Boshuizen Jos A, Reimerink Johan H J, Korteland-van Male Anita M, van Ham Vanessa J J, Koopmans Marion P G, Büller Hans A, Dekker Jan, Einerhand Alexandra W C
Laboratoryof Pediatrics, Pediatric Gastroenterology, and Nutrition, Erasmus MC/ Sophia, Rotterdam, The Netherlands.
J Virol. 2003 Dec;77(24):13005-16. doi: 10.1128/jvi.77.24.13005-13016.2003.

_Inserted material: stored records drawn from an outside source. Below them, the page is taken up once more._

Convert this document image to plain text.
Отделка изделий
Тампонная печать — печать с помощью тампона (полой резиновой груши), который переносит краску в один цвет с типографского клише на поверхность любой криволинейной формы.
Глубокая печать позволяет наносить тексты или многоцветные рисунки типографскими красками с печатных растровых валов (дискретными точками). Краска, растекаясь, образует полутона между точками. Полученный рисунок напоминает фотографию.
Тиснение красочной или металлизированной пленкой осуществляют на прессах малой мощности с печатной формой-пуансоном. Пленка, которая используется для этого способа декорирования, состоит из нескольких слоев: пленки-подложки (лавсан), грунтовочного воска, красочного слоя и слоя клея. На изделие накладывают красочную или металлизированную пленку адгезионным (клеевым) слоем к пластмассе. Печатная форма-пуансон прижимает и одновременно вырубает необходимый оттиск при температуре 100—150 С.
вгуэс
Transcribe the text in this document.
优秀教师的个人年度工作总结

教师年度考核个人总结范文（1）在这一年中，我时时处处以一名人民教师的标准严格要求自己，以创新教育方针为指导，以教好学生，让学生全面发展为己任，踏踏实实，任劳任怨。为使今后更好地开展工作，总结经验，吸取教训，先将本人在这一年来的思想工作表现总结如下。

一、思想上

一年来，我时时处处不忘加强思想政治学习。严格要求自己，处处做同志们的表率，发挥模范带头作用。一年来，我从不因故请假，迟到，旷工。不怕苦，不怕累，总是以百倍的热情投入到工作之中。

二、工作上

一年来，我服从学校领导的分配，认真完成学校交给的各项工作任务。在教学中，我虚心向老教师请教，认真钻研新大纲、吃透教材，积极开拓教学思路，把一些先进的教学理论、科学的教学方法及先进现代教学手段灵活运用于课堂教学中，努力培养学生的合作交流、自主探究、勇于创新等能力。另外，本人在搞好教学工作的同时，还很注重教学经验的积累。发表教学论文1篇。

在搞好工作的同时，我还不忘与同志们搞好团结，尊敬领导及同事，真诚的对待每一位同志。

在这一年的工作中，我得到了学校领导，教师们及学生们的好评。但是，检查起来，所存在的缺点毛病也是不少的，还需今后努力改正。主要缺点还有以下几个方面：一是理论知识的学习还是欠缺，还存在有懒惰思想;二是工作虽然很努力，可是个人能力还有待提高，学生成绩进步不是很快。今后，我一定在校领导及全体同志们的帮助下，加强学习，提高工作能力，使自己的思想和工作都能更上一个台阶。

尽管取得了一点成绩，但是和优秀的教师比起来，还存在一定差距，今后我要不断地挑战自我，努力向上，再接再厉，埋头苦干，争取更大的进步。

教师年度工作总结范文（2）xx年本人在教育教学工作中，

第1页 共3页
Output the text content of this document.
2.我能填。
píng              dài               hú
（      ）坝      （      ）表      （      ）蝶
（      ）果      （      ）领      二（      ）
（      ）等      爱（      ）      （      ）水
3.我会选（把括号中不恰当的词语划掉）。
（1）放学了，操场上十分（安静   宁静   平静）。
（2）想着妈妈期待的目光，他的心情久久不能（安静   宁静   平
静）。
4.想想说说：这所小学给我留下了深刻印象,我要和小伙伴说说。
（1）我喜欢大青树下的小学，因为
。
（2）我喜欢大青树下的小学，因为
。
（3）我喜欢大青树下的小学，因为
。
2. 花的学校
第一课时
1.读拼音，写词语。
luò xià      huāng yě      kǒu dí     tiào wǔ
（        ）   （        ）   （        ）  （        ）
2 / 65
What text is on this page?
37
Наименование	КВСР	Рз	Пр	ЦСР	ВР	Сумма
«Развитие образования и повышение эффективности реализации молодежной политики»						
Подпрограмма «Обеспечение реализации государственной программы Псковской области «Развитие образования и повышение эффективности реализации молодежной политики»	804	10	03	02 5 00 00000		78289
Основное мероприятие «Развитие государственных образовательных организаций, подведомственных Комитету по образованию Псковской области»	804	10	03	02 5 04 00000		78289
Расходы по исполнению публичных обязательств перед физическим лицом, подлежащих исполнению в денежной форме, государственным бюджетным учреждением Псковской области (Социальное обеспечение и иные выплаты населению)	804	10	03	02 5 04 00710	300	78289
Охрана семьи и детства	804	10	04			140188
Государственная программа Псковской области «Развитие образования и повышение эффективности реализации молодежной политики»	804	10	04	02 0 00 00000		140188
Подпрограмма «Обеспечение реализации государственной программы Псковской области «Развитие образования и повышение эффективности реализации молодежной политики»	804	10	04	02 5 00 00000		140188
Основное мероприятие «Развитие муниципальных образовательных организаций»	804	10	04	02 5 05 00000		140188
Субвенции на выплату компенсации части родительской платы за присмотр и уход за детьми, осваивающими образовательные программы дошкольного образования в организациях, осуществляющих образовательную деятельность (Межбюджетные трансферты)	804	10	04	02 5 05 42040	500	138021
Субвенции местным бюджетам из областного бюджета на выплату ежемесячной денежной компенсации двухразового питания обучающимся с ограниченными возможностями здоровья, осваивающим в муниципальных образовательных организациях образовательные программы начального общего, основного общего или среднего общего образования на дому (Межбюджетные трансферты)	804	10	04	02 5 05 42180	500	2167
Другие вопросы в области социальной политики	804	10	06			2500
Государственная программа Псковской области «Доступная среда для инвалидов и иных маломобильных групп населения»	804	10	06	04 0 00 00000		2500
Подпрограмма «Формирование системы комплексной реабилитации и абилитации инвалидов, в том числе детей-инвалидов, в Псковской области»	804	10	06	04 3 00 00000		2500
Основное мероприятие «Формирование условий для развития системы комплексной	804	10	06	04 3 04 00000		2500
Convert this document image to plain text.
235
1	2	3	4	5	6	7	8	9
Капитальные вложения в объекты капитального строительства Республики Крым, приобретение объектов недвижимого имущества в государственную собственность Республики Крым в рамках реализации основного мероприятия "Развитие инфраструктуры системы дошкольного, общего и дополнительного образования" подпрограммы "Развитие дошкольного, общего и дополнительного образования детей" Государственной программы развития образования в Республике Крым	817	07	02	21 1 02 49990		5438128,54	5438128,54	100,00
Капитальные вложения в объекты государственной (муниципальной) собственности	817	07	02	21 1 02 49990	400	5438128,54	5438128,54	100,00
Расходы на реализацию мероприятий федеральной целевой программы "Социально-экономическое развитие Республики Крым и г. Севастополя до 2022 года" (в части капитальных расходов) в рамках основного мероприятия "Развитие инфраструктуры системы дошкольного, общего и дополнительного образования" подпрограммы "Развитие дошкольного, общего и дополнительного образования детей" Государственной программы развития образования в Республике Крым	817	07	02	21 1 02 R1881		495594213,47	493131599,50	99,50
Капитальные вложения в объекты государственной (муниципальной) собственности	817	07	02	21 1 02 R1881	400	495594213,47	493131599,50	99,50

Rotavirus is the most important cause of infantile gastroenteritis. Since in vivo mucosal responses to a rotavirus infection thus far have not been extensively studied, we related viral replication in the murine small intestine to alterations in mucosal structure, epithelial cell homeostasis, cellular kinetics, and differentiation. Seven-day-old suckling BALB/c mice were inoculated with 2 x 10(4) focus-forming units of murine rotavirus and were compared to mock-infected controls. Diarrheal illness and viral shedding were recorded, and small intestinal tissue was evaluated for rotavirus (NSP4 and structural proteins)- and enterocyte-specific (lactase, SGLT1, and L-FABP) mRNA and protein expression. Morphology, apoptosis, proliferation, and migration were evaluated (immuno)histochemically. Diarrhea was observed from days 1 to 5 postinfection, and viral shedding was observed from days 1 to 10. Two peaks of rotavirus replication were observed at 1 and 4 days postinfection. Histological changes were characterized by the accumulation of vacuolated enterocytes. Strikingly, the number of vacuolated cells exceeded the number of cells in which viral replication was detectable. Apoptosis and proliferation were increased from days 1 to 7, resulting in villous atrophy. Epithelial cell turnover was significantly higher (<4 days) than that observed in controls (7 days). Since epithelial renewal occurred within 4 days, the second peak of viral replication was most likely caused by infection of newly synthesized cells. Expression of enterocyte-specific genes was downregulated in infected cells at mRNA and protein levels starting as early as 6 h after infection. In conclusion, we show for the first time that rotavirus infection induces apoptosis in vivo, an increase in epithelial cell turnover, and a shutoff of gene expression in enterocytes showing viral replication. The shutoff of enterocyte-specific gene expression, together with the loss of mature enterocytes through apoptosis and the replacement of these cells by less differentiated dividing cells, likely leads to a defective absorptive function of the intestinal epithelium, which contributes to rotavirus pathogenesis.
轮状病毒是婴幼儿肠胃炎的最重要病因。由于迄今为止尚未对轮状病毒感染的体内黏膜反应进行广泛研究,我们将小鼠小肠中的病毒复制与黏膜结构、上皮细胞稳态、细胞动力学及分化的改变联系起来。给7日龄的哺乳BALB/c小鼠接种2×10⁴个小鼠轮状病毒空斑形成单位,并与模拟感染的对照组进行比较。记录腹泻疾病和病毒排泄情况,并评估小肠组织中轮状病毒(NSP4和结构蛋白)及肠上皮细胞特异性(乳糖酶、SGLT1和L-FABP)的mRNA和蛋白表达。通过(免疫)组织化学评估形态学、凋亡、增殖和迁移情况。感染后第1至5天观察到腹泻,第1至10天观察到病毒排泄。感染后第1天和第4天观察到轮状病毒复制的两个高峰。组织学变化的特征为空泡化肠上皮细胞的积聚。令人惊讶的是,空泡化细胞的数量超过了可检测到病毒复制的细胞数量。感染后第1至7天凋亡和增殖增加,导致绒毛萎缩。上皮细胞更新明显快于对照组(<4天,对照组为7天)。由于上皮更新在4天内发生,病毒复制的第二个高峰很可能是由新合成细胞的感染引起的。早在感染后6小时,感染细胞中肠上皮细胞特异性基因的mRNA和蛋白水平表达就下调。总之,我们首次表明轮状病毒感染在体内诱导凋亡、上皮细胞更新增加以及显示病毒复制的肠上皮细胞中基因表达的关闭。肠上皮细胞特异性基因表达的关闭,连同成熟肠上皮细胞因凋亡而丧失以及这些细胞被分化程度较低的分裂细胞替代,可能导致肠上皮吸收功能缺陷,这有助于轮状病毒发病机制。